Пожилой Профессор смотрит в их сторону. Его сверстники тоже верили в значимость слов, и многие неукоснительно следовали путем, что указывали им те, кого они считали своими. Нужно оставить учебу и отправиться делать революцию на консервную фабрику? И они бросали учебу в надежде, что таким образом смогут изменить мир. Нужно мыть полы в больнице, ибо это пойдет на пользу революции? И они мыли. Нужно срочно ехать в Кальдас-де-Рейс и сообщить такому-то, что на окно села ворона? И они ехали и оставляли незаконченную работу, невыполненные обязанности, ибо все мы были воспитаны в «преданности делу» и надо было делать это дело.
Возможно, теперешние уличные торговцы гораздо более свободны, более независимы, нежели революционные фанатики шестьдесят восьмого, проникнутые духом миссионерства, для кого риск, боль, опасность тюремного заключения, возможность пыток, насилия, репрессий были константами, координатами, в которых добровольно и покорно существовали эти мальчики поколения шестьдесят восьмого, те самые, что могли бы стать блестящими профессорами, известными врачами, красноречивыми адвокатами, а вместо этого теперь торгуют в ларьках или, если им повезло, сидят за крайними столами в отделениях банков.
Возможно, эти их младшие братья, не пытавшиеся построить рай на земле, а выбравшие для поисков счастья пыльные улицы и продающие теперь кассеты Боба Дилана [115] или «Моди Блюз» у тюремных стен в Эксе или на улице Вильяр в Компостеле, свободнее, чем они. Каждое поколение приносит в жертву лучших, самые беспокойные всегда падут первыми для того, чтобы худшие, менее благородные, менее способные на самопожертвование потом оставили мир таким, какой он есть, не позволив ему слишком спешить в своем развитии, не меняя ничего из того, что не должно быть изменено. Приглашенный Профессор размышляет об этом, неторопливо расхаживая по узким проходам между палатками, время от времени задерживаясь у тех, на которые падают первые лучи утреннего, еще неяркого солнца.
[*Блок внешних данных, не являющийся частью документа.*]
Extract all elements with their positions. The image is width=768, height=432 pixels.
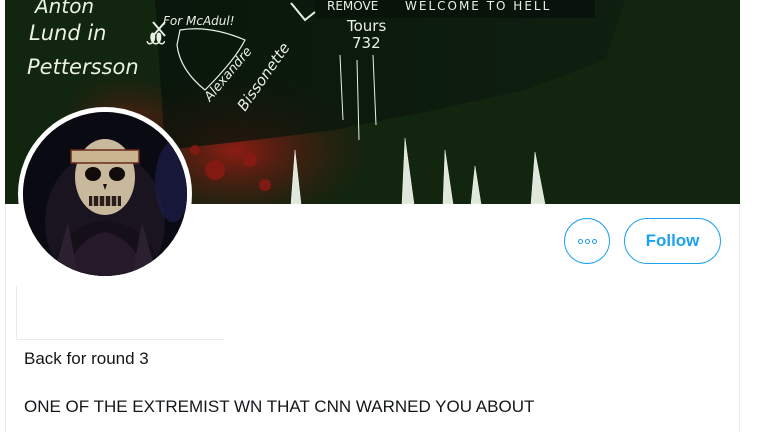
bio-line: Back for round 3 [24, 349, 149, 368]
banner-text-welcome: WELCOME TO HELL [405, 0, 551, 13]
banner-text-mcadul: For McAdul! [163, 14, 235, 28]
banner-text-pettersson: Pettersson [27, 55, 139, 79]
banner-text-remove: REMOVE [327, 0, 378, 13]
follow-button[interactable]: Follow [624, 218, 721, 264]
bio-line: ONE OF THE EXTREMIST WN THAT CNN WARNED … [24, 397, 535, 416]
banner-text-732: 732 [352, 34, 381, 52]
svg-text:ꔚ: ꔚ [145, 27, 167, 52]
banner-text-lund: Lund in [29, 21, 106, 45]
banner-text-anton: Anton [33, 0, 94, 18]
avatar-image [23, 112, 187, 276]
avatar-artwork [23, 112, 187, 276]
more-options-button[interactable] [564, 218, 610, 264]
more-dots-icon [577, 238, 598, 244]
profile-page: Anton Lund in Pettersson For McAdul! Ale… [0, 0, 768, 432]
banner-text-tours: Tours [346, 17, 386, 35]
profile-name-area [16, 286, 224, 340]
profile-avatar[interactable] [18, 107, 192, 281]
page-margin [740, 0, 768, 432]
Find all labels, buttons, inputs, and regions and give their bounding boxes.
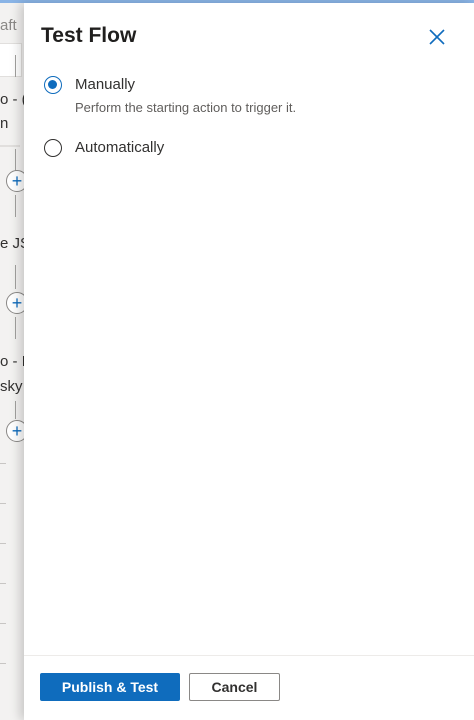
canvas-tick xyxy=(0,503,6,504)
option-manually-description: Perform the starting action to trigger i… xyxy=(75,100,297,115)
cancel-button[interactable]: Cancel xyxy=(189,673,280,701)
close-icon xyxy=(429,29,445,45)
radio-manually[interactable] xyxy=(44,76,62,94)
canvas-tick xyxy=(0,543,6,544)
radio-automatically[interactable] xyxy=(44,139,62,157)
canvas-tick xyxy=(0,463,6,464)
canvas-tick xyxy=(0,623,6,624)
connector-line xyxy=(15,401,16,419)
canvas-step-fragment: n xyxy=(0,115,9,132)
option-manually-label: Manually xyxy=(75,76,136,93)
canvas-draft-fragment: aft xyxy=(0,17,17,34)
connector-line xyxy=(15,265,16,289)
footer-divider xyxy=(24,655,474,656)
flow-step-card xyxy=(0,43,22,77)
test-flow-panel: Test Flow Manually Perform the starting … xyxy=(24,3,474,720)
close-button[interactable] xyxy=(426,26,448,48)
option-automatically[interactable]: Automatically xyxy=(44,139,164,157)
connector-line xyxy=(15,55,16,77)
option-automatically-label: Automatically xyxy=(75,139,165,156)
connector-line xyxy=(15,317,16,339)
canvas-tick xyxy=(0,663,6,664)
canvas-tick xyxy=(0,583,6,584)
publish-and-test-button[interactable]: Publish & Test xyxy=(40,673,180,701)
canvas-step-fragment: o - ( xyxy=(0,91,27,108)
connector-line xyxy=(15,195,16,217)
option-manually[interactable]: Manually Perform the starting action to … xyxy=(44,76,296,115)
connector-line xyxy=(15,149,16,171)
canvas-step-fragment: sky xyxy=(0,378,23,395)
panel-title: Test Flow xyxy=(41,24,137,47)
flow-step-divider xyxy=(0,145,20,147)
canvas-step-fragment: o - I xyxy=(0,353,26,370)
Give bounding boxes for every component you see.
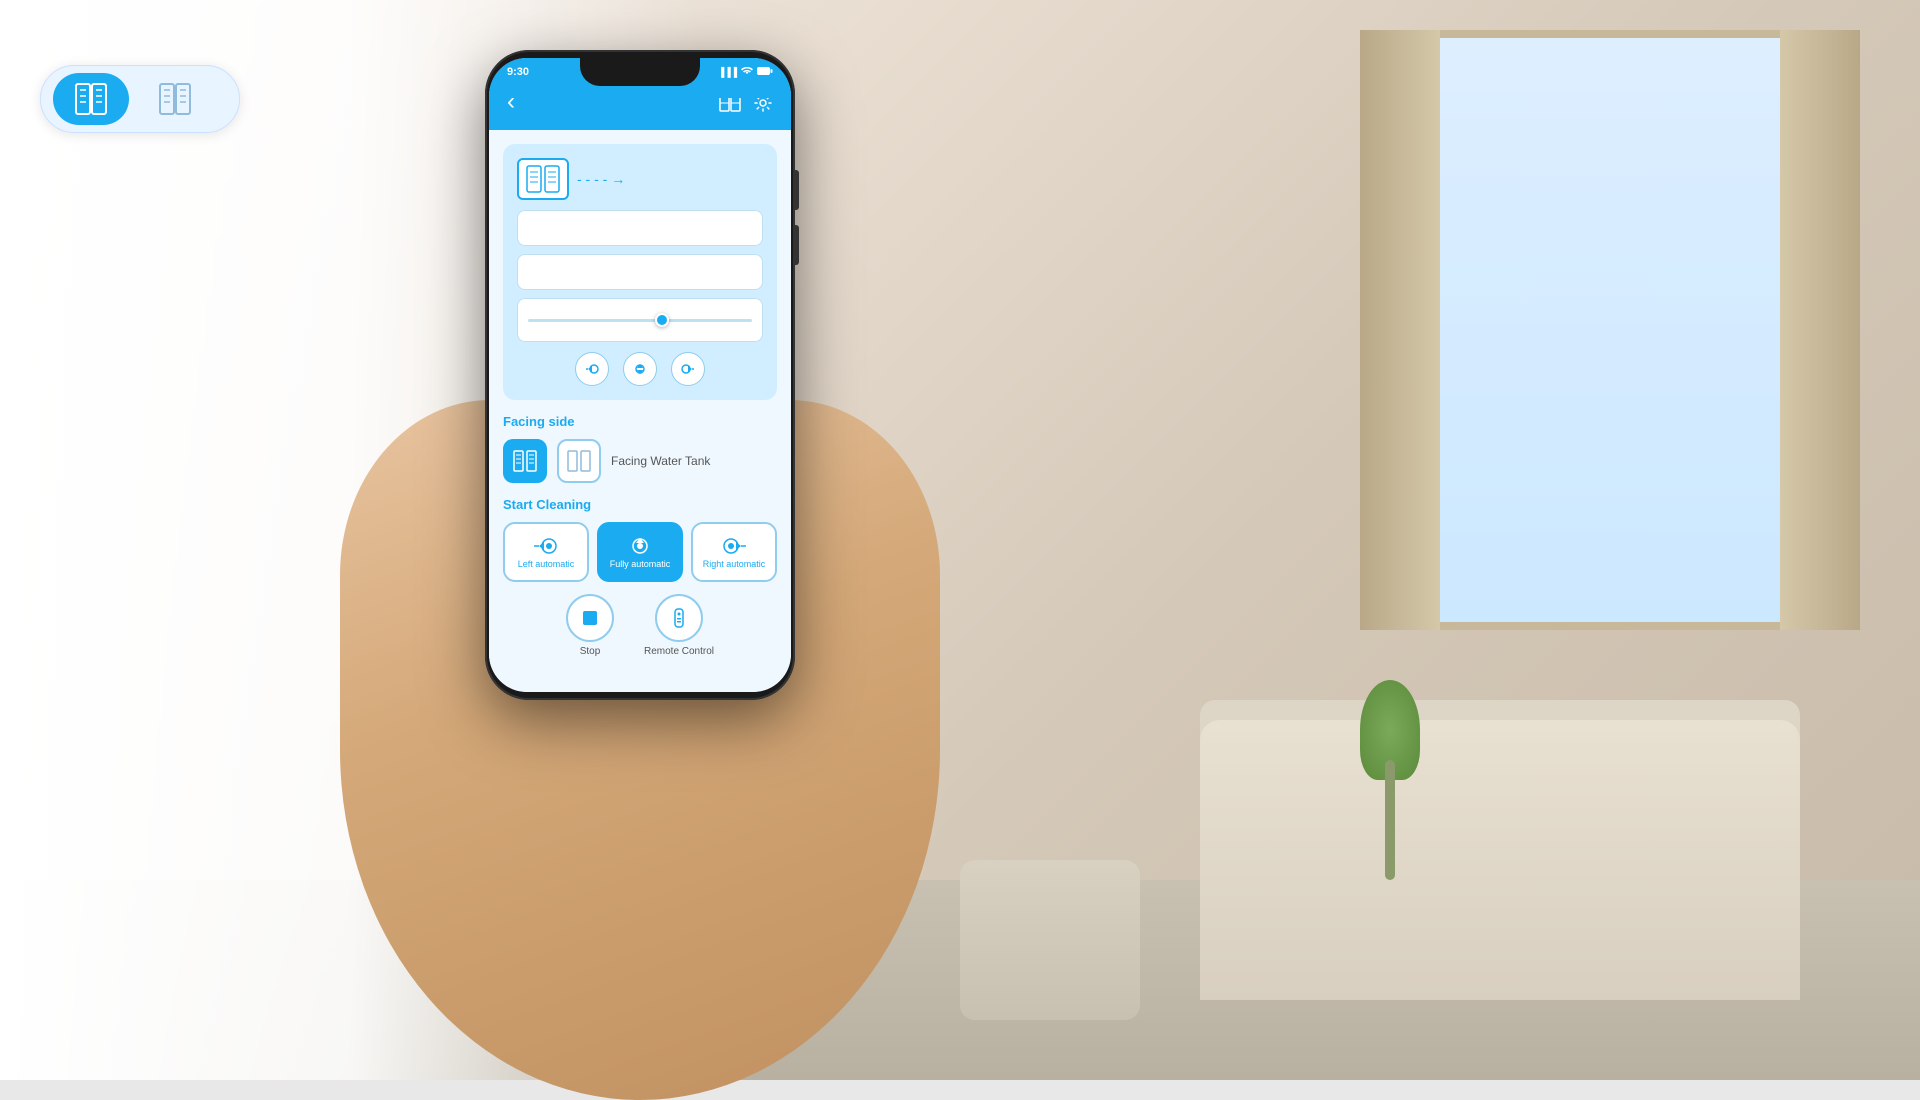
mode-toggle[interactable] (40, 65, 240, 133)
viz-slider-row[interactable] (517, 298, 763, 342)
stop-action[interactable]: Stop (566, 594, 614, 657)
remote-icon-circle (655, 594, 703, 642)
viz-row-2 (517, 254, 763, 290)
stop-icon-circle (566, 594, 614, 642)
volume-down-button[interactable] (795, 225, 799, 265)
toggle-option-1[interactable] (53, 73, 129, 125)
clean-btn-right[interactable]: Right automatic (691, 522, 777, 582)
viz-btn-right[interactable] (671, 352, 705, 386)
status-time: 9:30 (507, 66, 529, 78)
sofa (1200, 720, 1800, 1000)
signal-icon: ▐▐▐ (718, 67, 737, 77)
door-icon-2 (156, 80, 194, 118)
phone-container: 9:30 ▐▐▐ ‹ (380, 0, 900, 1080)
facing-label: Facing Water Tank (611, 454, 710, 468)
facing-btn-1[interactable] (503, 439, 547, 483)
slider-thumb[interactable] (655, 313, 669, 327)
plant (1360, 680, 1420, 880)
start-cleaning-title: Start Cleaning (503, 497, 777, 512)
wifi-icon (741, 66, 753, 78)
clean-btn-left-label: Left automatic (518, 559, 575, 569)
clean-btn-right-label: Right automatic (703, 559, 766, 569)
facing-side-title: Facing side (503, 414, 777, 429)
app-content: - - - - → (489, 130, 791, 692)
stop-label: Stop (580, 646, 601, 657)
clean-btn-left[interactable]: Left automatic (503, 522, 589, 582)
toggle-option-2[interactable] (137, 73, 213, 125)
ottoman (960, 860, 1140, 1020)
clean-btn-center[interactable]: Fully automatic (597, 522, 683, 582)
phone: 9:30 ▐▐▐ ‹ (485, 50, 795, 700)
clean-btn-center-label: Fully automatic (610, 559, 671, 569)
door-icon-1 (72, 80, 110, 118)
cleaning-buttons-row: Left automatic Fully automatic (503, 522, 777, 582)
curtain-right (1780, 30, 1860, 630)
viz-row-1 (517, 210, 763, 246)
phone-notch (580, 58, 700, 86)
status-icons: ▐▐▐ (718, 66, 773, 78)
facing-btn-2[interactable] (557, 439, 601, 483)
viz-btn-center[interactable] (623, 352, 657, 386)
device-icon-box (517, 158, 569, 200)
battery-icon (757, 66, 773, 78)
viz-device-row: - - - - → (517, 158, 763, 200)
facing-row: Facing Water Tank (503, 439, 777, 483)
viz-btn-left[interactable] (575, 352, 609, 386)
remote-control-label: Remote Control (644, 646, 714, 657)
curtain-left (1360, 30, 1440, 630)
viz-control-buttons (517, 352, 763, 386)
remote-control-action[interactable]: Remote Control (644, 594, 714, 657)
bottom-actions: Stop Remote Control (503, 594, 777, 657)
slider-track (528, 319, 752, 322)
window (1400, 30, 1820, 630)
phone-screen: 9:30 ▐▐▐ ‹ (489, 58, 791, 692)
arrow-right-icon: - - - - → (577, 171, 625, 187)
viz-area: - - - - → (503, 144, 777, 400)
volume-up-button[interactable] (795, 170, 799, 210)
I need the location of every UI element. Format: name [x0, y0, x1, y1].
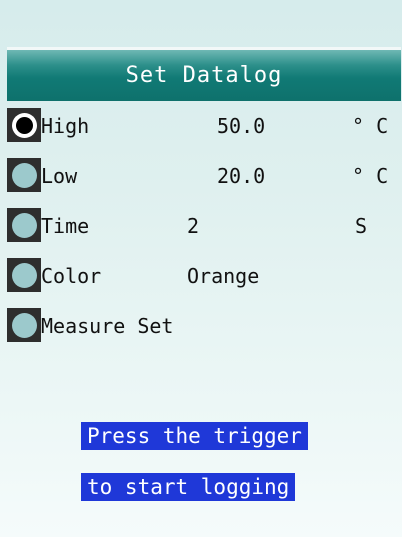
menu-item-label: High [41, 114, 90, 138]
screen-title: Set Datalog [125, 63, 283, 88]
title-bar: Set Datalog [7, 47, 401, 101]
radio-icon [7, 158, 41, 192]
menu-item-value: 2 [187, 214, 200, 238]
menu-item-value: 20.0 [217, 164, 266, 188]
menu-item-label: Color [41, 264, 102, 288]
menu-item-unit: ° C [352, 164, 389, 188]
menu-item-label: Time [41, 214, 90, 238]
radio-icon [7, 308, 41, 342]
menu-item-measure-set[interactable]: Measure Set [7, 304, 402, 354]
radio-icon [7, 258, 41, 292]
menu-item-label: Measure Set [41, 314, 174, 338]
menu-item-color[interactable]: Color Orange [7, 254, 402, 304]
menu-item-label: Low [41, 164, 78, 188]
menu-item-value: Orange [187, 264, 260, 288]
menu-item-time[interactable]: Time 2 S [7, 204, 402, 254]
menu-item-low[interactable]: Low 20.0 ° C [7, 154, 402, 204]
menu-item-value: 50.0 [217, 114, 266, 138]
menu-item-unit: S [355, 214, 368, 238]
menu-item-high[interactable]: High 50.0 ° C [7, 104, 402, 154]
instruction-line-1: Press the trigger [81, 422, 308, 450]
radio-icon [7, 208, 41, 242]
datalog-menu: High 50.0 ° C Low 20.0 ° C Time 2 S Colo… [7, 104, 402, 354]
menu-item-unit: ° C [352, 114, 389, 138]
instruction-line-2: to start logging [81, 473, 296, 501]
device-screen: Set Datalog High 50.0 ° C Low 20.0 ° C T… [0, 0, 402, 537]
radio-selected-icon [7, 108, 41, 142]
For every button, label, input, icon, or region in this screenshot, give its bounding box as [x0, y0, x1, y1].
Он только что рассказывал студентам о насилии в маленькой литературе его страны, о насилии, что идет рука об руку с лиризмом, которым она пронизана в равной степени, и теперь он пытается уловить нечто связывающее эти два состояния, эти два понятия на невеселых физиономиях уличных торговцев, привыкших стоять на солнце здесь и в тысяче других городов, на тысячах других базаров, по которым бродят они, не ведая покоя, гонимые тем странным ветром, что поднимается временами по воле истории. Им хорошо известно чувство затравленности, когда они не могут оплатить векселя, которых всячески пытались избежать; они знают, что такое аварии на дорогах, какое напряжение создает зависимость, ведь они всегда стремились избавиться от нее. Людишки-то они в общем симпатичные, готовые, впрочем, схватиться за нож, когда уже нет мочи терпеть, когда слишком много бед обрушивается разом на их не слишком сильные плечи.
Какие-то каталонцы, сборщики металлолома, именующие себя антикварами, пытаются продать ему латунный корабельный нактоуз [116], явно недавнего производства, по цене билета на «Королеву Марию», и он прикидывается дурачком и заставляет их в конце концов заговорить по-испански, и они кричат на него за то, что он отнял у них столько времени, хотя с самого начала прекрасно понял, что они хитрят, и не собирался у них ничего покупать. Потом, по причине скупости, нападающей на него временами, он так и не покупает старую складную пишущую машинку; и наконец он останавливается перед тем, что любит больше всего, перед старыми книгами.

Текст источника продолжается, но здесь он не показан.